Harry se despertó sobresaltado. Se tocó la cicatriz con un gesto de dolor; hacía semanas que no le dolía tanto.  Al principio no reconoció el lugar en el que estaba, pero pronto reconoció la tela de la tienda de campaña en la que dormía y los dos bultos entre los que se encontraba. Aún no entendía el extraño enfado de Hermione y de Ron cuando Harry decidió que le apetecía dormir entre los dos aquella noche. Les miró con cierto resentimiento. ¿Acaso se habían olvidado de que sus padres habían muerto trágicamente? ¿De que aquello le legitimaba para hacer lo que quisiera exactamente cuando quisiera?
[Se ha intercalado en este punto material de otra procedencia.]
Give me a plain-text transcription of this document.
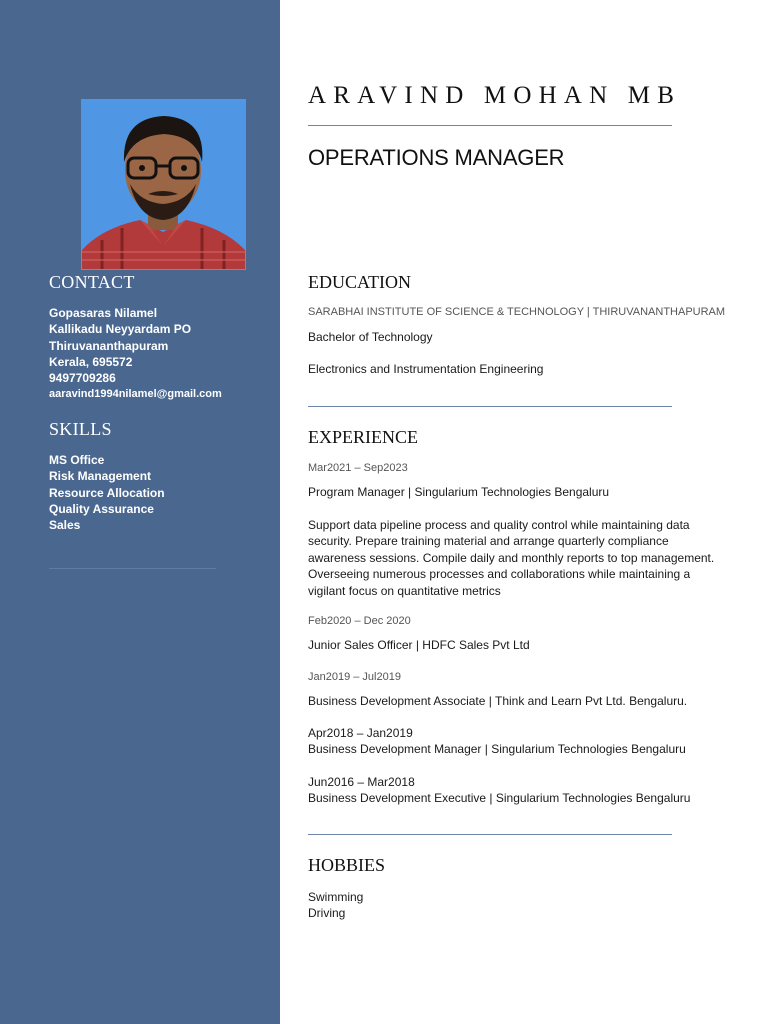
CONTACT
Gopasaras Nilamel
Kallikadu Neyyardam PO
Thiruvananthapuram
Kerala, 695572
9497709286
aaravind1994nilamel@gmail.com
SKILLS
MS Office
Risk Management
Resource Allocation
Quality Assurance
Sales
ARAVIND MOHAN MB
OPERATIONS MANAGER
EDUCATION
SARABHAI INSTITUTE OF SCIENCE & TECHNOLOGY | THIRUVANANTHAPURAM
Bachelor of Technology
Electronics and Instrumentation Engineering
EXPERIENCE
Mar2021 – Sep2023
Program Manager | Singularium Technologies Bengaluru
Support data pipeline process and quality control while maintaining data security. Prepare training material and arrange quarterly compliance awareness sessions. Compile daily and monthly reports to top management. Overseeing numerous processes and collaborations while maintaining a vigilant focus on quantitative metrics
Feb2020 – Dec 2020
Junior Sales Officer | HDFC Sales Pvt Ltd
Jan2019 – Jul2019
Business Development Associate | Think and Learn Pvt Ltd. Bengaluru.
Apr2018 – Jan2019
Business Development Manager | Singularium Technologies Bengaluru
Jun2016 – Mar2018
Business Development Executive | Singularium Technologies Bengaluru
HOBBIES
Swimming
Driving
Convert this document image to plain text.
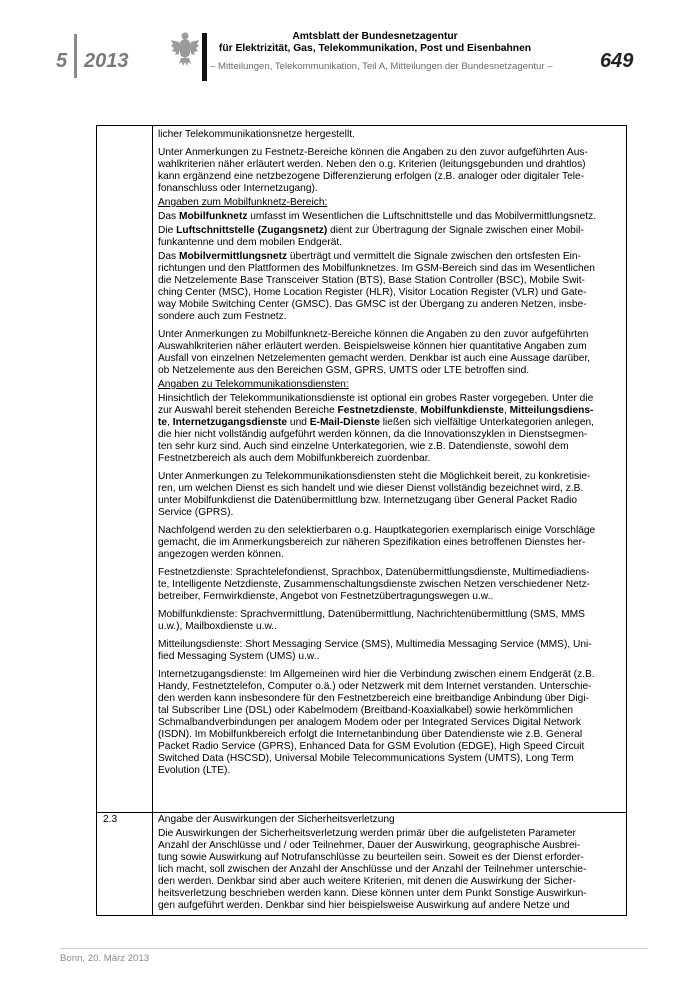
5 2013
Amtsblatt der Bundesnetzagentur
für Elektrizität, Gas, Telekommunikation, Post und Eisenbahnen
– Mitteilungen, Telekommunikation, Teil A, Mitteilungen der Bundesnetzagentur – 649
licher Telekommunikationsnetze hergestellt.
Unter Anmerkungen zu Festnetz-Bereiche können die Angaben zu den zuvor aufgeführten Aus-
wahlkriterien näher erläutert werden. Neben den o.g. Kriterien (leitungsgebunden und drahtlos)
kann ergänzend eine netzbezogene Differenzierung erfolgen (z.B. analoger oder digitaler Tele-
fonanschluss oder Internetzugang).
Angaben zum Mobilfunknetz-Bereich:
Das Mobilfunknetz umfasst im Wesentlichen die Luftschnittstelle und das Mobilvermittlungsnetz.
Die Luftschnittstelle (Zugangsnetz) dient zur Übertragung der Signale zwischen einer Mobil-
funkantenne und dem mobilen Endgerät.
Das Mobilvermittlungsnetz überträgt und vermittelt die Signale zwischen den ortsfesten Ein-
richtungen und den Plattformen des Mobilfunknetzes. Im GSM-Bereich sind das im Wesentlichen
die Netzelemente Base Transceiver Station (BTS), Base Station Controller (BSC), Mobile Swit-
ching Center (MSC), Home Location Register (HLR), Visitor Location Register (VLR) und Gate-
way Mobile Switching Center (GMSC). Das GMSC ist der Übergang zu anderen Netzen, insbe-
sondere auch zum Festnetz.
Unter Anmerkungen zu Mobilfunknetz-Bereiche können die Angaben zu den zuvor aufgeführten
Auswahlkriterien näher erläutert werden. Beispielsweise können hier quantitative Angaben zum
Ausfall von einzelnen Netzelementen gemacht werden. Denkbar ist auch eine Aussage darüber,
ob Netzelemente aus den Bereichen GSM, GPRS, UMTS oder LTE betroffen sind.
Angaben zu Telekommunikationsdiensten:
Hinsichtlich der Telekommunikationsdienste ist optional ein grobes Raster vorgegeben. Unter die
zur Auswahl bereit stehenden Bereiche Festnetzdienste, Mobilfunkdienste, Mitteilungsdiens-
te, Internetzugangsdienste und E-Mail-Dienste ließen sich vielfältige Unterkategorien anlegen,
die hier nicht vollständig aufgeführt werden können, da die Innovationszyklen in Dienstsegmen-
ten sehr kurz sind. Auch sind einzelne Unterkategorien, wie z.B. Datendienste, sowohl dem
Festnetzbereich als auch dem Mobilfunkbereich zuordenbar.
Unter Anmerkungen zu Telekommunikationsdiensten steht die Möglichkeit bereit, zu konkretisie-
ren, um welchen Dienst es sich handelt und wie dieser Dienst vollständig bezeichnet wird, z.B.
unter Mobilfunkdienst die Datenübermittlung bzw. Internetzugang über General Packet Radio
Service (GPRS).
Nachfolgend werden zu den selektierbaren o.g. Hauptkategorien exemplarisch einige Vorschläge
gemacht, die im Anmerkungsbereich zur näheren Spezifikation eines betroffenen Dienstes her-
angezogen werden können.
Festnetzdienste: Sprachtelefondienst, Sprachbox, Datenübermittlungsdienste, Multimediadiens-
te, Intelligente Netzdienste, Zusammenschaltungsdienste zwischen Netzen verschiedener Netz-
betreiber, Fernwirkdienste, Angebot von Festnetzübertragungswegen u.w..
Mobilfunkdienste: Sprachvermittlung, Datenübermittlung, Nachrichtenübermittlung (SMS, MMS
u.w.), Mailboxdienste u.w..
Mitteilungsdienste: Short Messaging Service (SMS), Multimedia Messaging Service (MMS), Uni-
fied Messaging System (UMS) u.w..
Internetzugangsdienste: Im Allgemeinen wird hier die Verbindung zwischen einem Endgerät (z.B.
Handy, Festnetztelefon, Computer o.ä.) oder Netzwerk mit dem Internet verstanden. Unterschie-
den werden kann insbesondere für den Festnetzbereich eine breitbandige Anbindung über Digi-
tal Subscriber Line (DSL) oder Kabelmodem (Breitband-Koaxialkabel) sowie herkömmlichen
Schmalbandverbindungen per analogem Modem oder per Integrated Services Digital Network
(ISDN). Im Mobilfunkbereich erfolgt die Internetanbindung über Datendienste wie z.B. General
Packet Radio Service (GPRS), Enhanced Data for GSM Evolution (EDGE), High Speed Circuit
Switched Data (HSCSD), Universal Mobile Telecommunications System (UMTS), Long Term
Evolution (LTE).
2.3	Angabe der Auswirkungen der Sicherheitsverletzung
Die Auswirkungen der Sicherheitsverletzung werden primär über die aufgelisteten Parameter
Anzahl der Anschlüsse und / oder Teilnehmer, Dauer der Auswirkung, geographische Ausbrei-
tung sowie Auswirkung auf Notrufanschlüsse zu beurteilen sein. Soweit es der Dienst erforder-
lich macht, soll zwischen der Anzahl der Anschlüsse und der Anzahl der Teilnehmer unterschie-
den werden. Denkbar sind aber auch weitere Kriterien, mit denen die Auswirkung der Sicher-
heitsverletzung beschrieben werden kann. Diese können unter dem Punkt Sonstige Auswirkun-
gen aufgeführt werden. Denkbar sind hier beispielsweise Auswirkung auf andere Netze und
Bonn, 20. März 2013
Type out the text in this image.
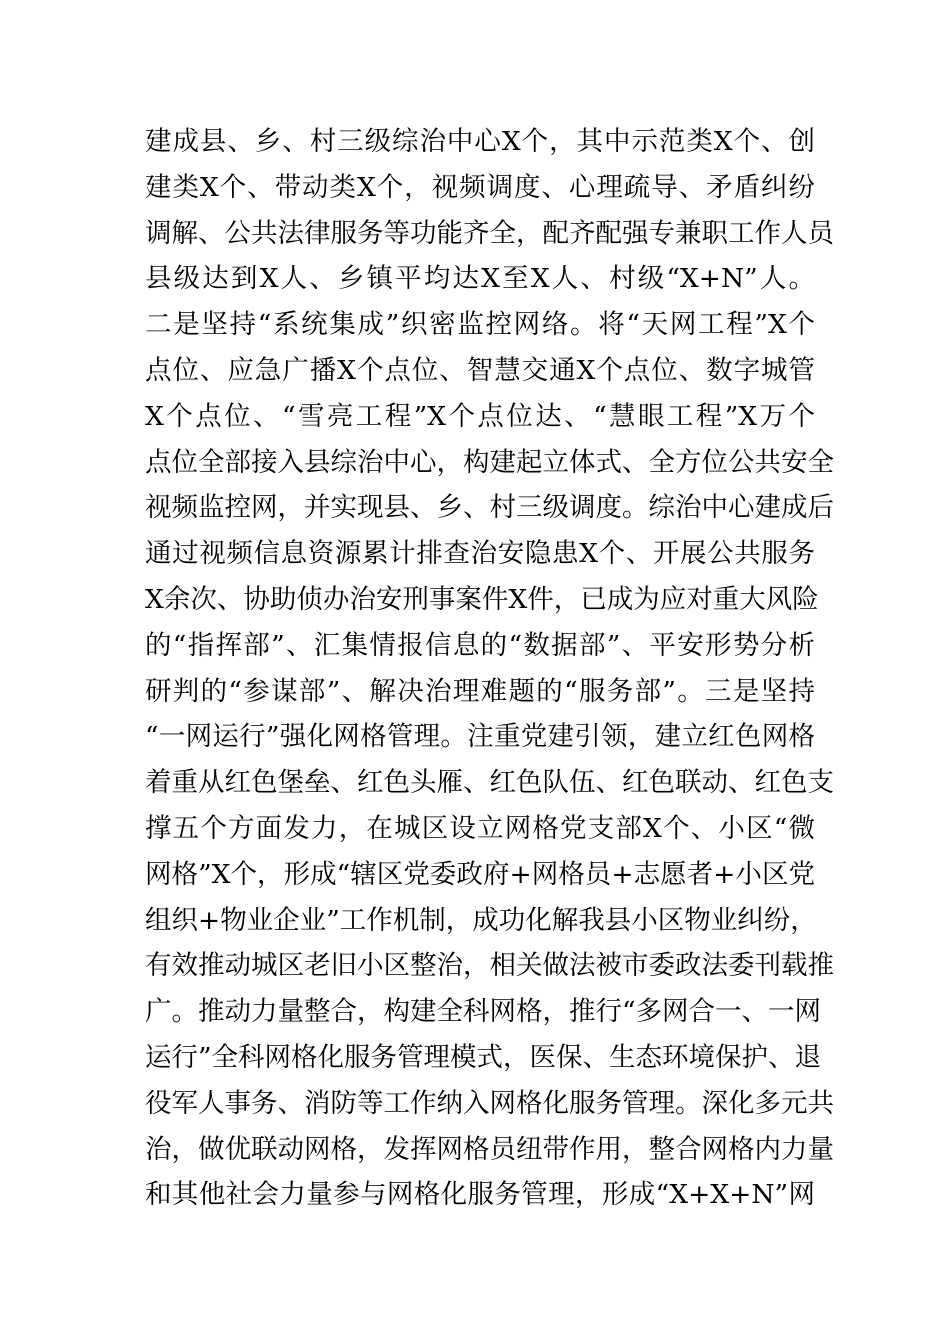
建成县、乡、村三级综治中心X个，其中示范类X个、创
建类X个、带动类X个，视频调度、心理疏导、矛盾纠纷
调解、公共法律服务等功能齐全，配齐配强专兼职工作人员
县级达到X人、乡镇平均达X至X人、村级“X+N”人。
二是坚持“系统集成”织密监控网络。将“天网工程”X个
点位、应急广播X个点位、智慧交通X个点位、数字城管
X个点位、“雪亮工程”X个点位达、“慧眼工程”X万个
点位全部接入县综治中心，构建起立体式、全方位公共安全
视频监控网，并实现县、乡、村三级调度。综治中心建成后
通过视频信息资源累计排查治安隐患X个、开展公共服务
X余次、协助侦办治安刑事案件X件，已成为应对重大风险
的“指挥部”、汇集情报信息的“数据部”、平安形势分析
研判的“参谋部”、解决治理难题的“服务部”。三是坚持
“一网运行”强化网格管理。注重党建引领，建立红色网格
着重从红色堡垒、红色头雁、红色队伍、红色联动、红色支
撑五个方面发力，在城区设立网格党支部X个、小区“微
网格”X个，形成“辖区党委政府+网格员+志愿者+小区党
组织+物业企业”工作机制，成功化解我县小区物业纠纷，
有效推动城区老旧小区整治，相关做法被市委政法委刊载推
广。推动力量整合，构建全科网格，推行“多网合一、一网
运行”全科网格化服务管理模式，医保、生态环境保护、退
役军人事务、消防等工作纳入网格化服务管理。深化多元共
治，做优联动网格，发挥网格员纽带作用，整合网格内力量
和其他社会力量参与网格化服务管理，形成“X+X+N”网
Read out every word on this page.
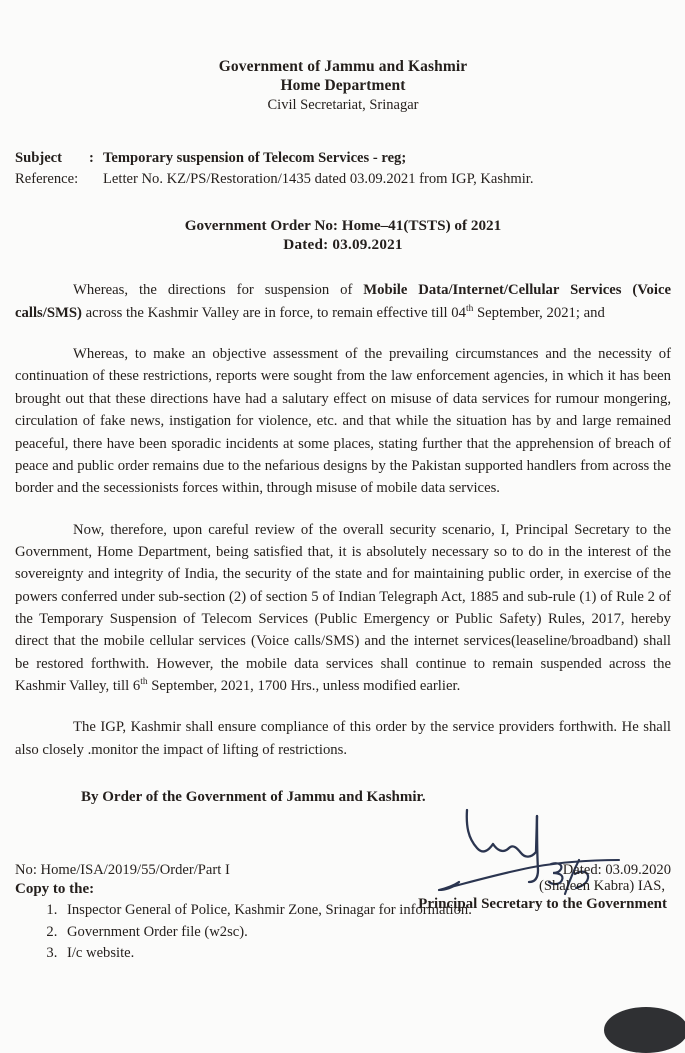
Government of Jammu and Kashmir
Home Department
Civil Secretariat, Srinagar
Subject	: Temporary suspension of Telecom Services - reg;
Reference:	Letter No. KZ/PS/Restoration/1435 dated 03.09.2021 from IGP, Kashmir.
Government Order No: Home–41(TSTS) of 2021
Dated: 03.09.2021

Whereas, the directions for suspension of Mobile Data/Internet/Cellular Services (Voice calls/SMS) across the Kashmir Valley are in force, to remain effective till 04th September, 2021; and

Whereas, to make an objective assessment of the prevailing circumstances and the necessity of continuation of these restrictions, reports were sought from the law enforcement agencies, in which it has been brought out that these directions have had a salutary effect on misuse of data services for rumour mongering, circulation of fake news, instigation for violence, etc. and that while the situation has by and large remained peaceful, there have been sporadic incidents at some places, stating further that the apprehension of breach of peace and public order remains due to the nefarious designs by the Pakistan supported handlers from across the border and the secessionists forces within, through misuse of mobile data services.

Now, therefore, upon careful review of the overall security scenario, I, Principal Secretary to the Government, Home Department, being satisfied that, it is absolutely necessary so to do in the interest of the sovereignty and integrity of India, the security of the state and for maintaining public order, in exercise of the powers conferred under sub-section (2) of section 5 of Indian Telegraph Act, 1885 and sub-rule (1) of Rule 2 of the Temporary Suspension of Telecom Services (Public Emergency or Public Safety) Rules, 2017, hereby direct that the mobile cellular services (Voice calls/SMS) and the internet services(leaseline/broadband) shall be restored forthwith. However, the mobile data services shall continue to remain suspended across the Kashmir Valley, till 6th September, 2021, 1700 Hrs., unless modified earlier.

The IGP, Kashmir shall ensure compliance of this order by the service providers forthwith. He shall also closely .monitor the impact of lifting of restrictions.

By Order of the Government of Jammu and Kashmir.
(Shaleen Kabra) IAS,
Principal Secretary to the Government
No: Home/ISA/2019/55/Order/Part I	Dated: 03.09.2020
Copy to the:
1. Inspector General of Police, Kashmir Zone, Srinagar for information.
2. Government Order file (w2sc).
3. I/c website.
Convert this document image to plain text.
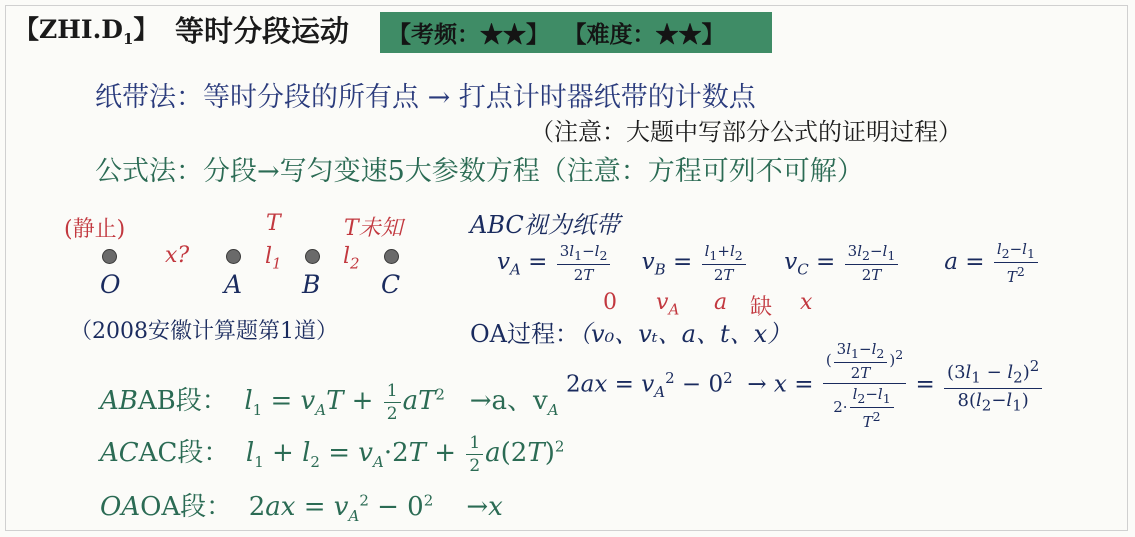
【$ZHI.D_1$】 等时分段运动	【考频：★★】 【难度：★★】
纸带法：等时分段的所有点 → 打点计时器纸带的计数点
（注意：大题中写部分公式的证明过程）
公式法：分段→写匀变速5大参数方程（注意：方程可列不可解）
(静止)
x?
T	T未知
$l_1$	$l_2$
O	A B C
（2008安徽计算题第1道）
ABC视为纸带
$v_A = \frac{3l_1-l_2}{2T} v_B = \frac{l_1+l_2}{2T} v_C = \frac{3l_2-l_1}{2T}$ $a = \frac{l_2-l_1}{T^2}$
0 $v_A$ a 缺 x
OA过程：（v₀、vₜ、a、t、x）
$2ax = v_A^2 - 0^2 \to x = \frac{( \frac{3l_1-l_2}{2T} )^2}{2\cdot \frac{l_2-l_1}{T^2}} = \frac{(3l_1 - l_2)^2}{8(l_2-l_1)}$
ABAB段： $l_1 = v_AT + \frac{1}{2} aT^2 \to a$、$v_A$
ACAC段： $l_1 + l_2 = v_A\cdot 2T + \frac{1}{2} a(2T)^2$
OAOA段：  $2ax = v_A^2 - 0^2 \to x$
Era Harry Potter. Y ellos, al menos ahora, sólo dos bultos que roncaban y que en algún momento de la noche debieron cogerse de la mano, pues así seguían aún estando dormidos, justo encima de la entrepierna de Harry, para más señas. Suspiró y, a oscuras, decidió que por muchas ganas de mear que tuviese, el bosque estaba demasiado húmedo y hacía demasiado frío, sin contar con que a fin de cuentas el saco de dormir de Ron ya estaba mojado de Beedle el Bardo sabe qué. Tras aliviarse disimuladamente, rebuscó en su cartera una vieja foto en movimiento. La miró con cariño. Mostraba a su padrino Sirius cayendo despatarrado una y otra vez por el agujero tras el velo, en un bucle infinito. Aquella foto impedía que Harry olvidase lo que siempre hizo especial a su padrino: su capacidad para provocar los mayores desastres imaginables y acabar cómicamente herido. Inevitablemente, la mente de Harry comenzó a viajar hacia otros instantes de su vida posterior al momento en el que descubrió que era mago. Por un momento, Harry tuvo la impresión de que no fue ni hacía una semana que el sombrero seleccionador lo mandó a Gryffindor tras un sustancioso soborno con el dinero que robó al confiado Hagrid durante el viaje en barca hacia el castillo.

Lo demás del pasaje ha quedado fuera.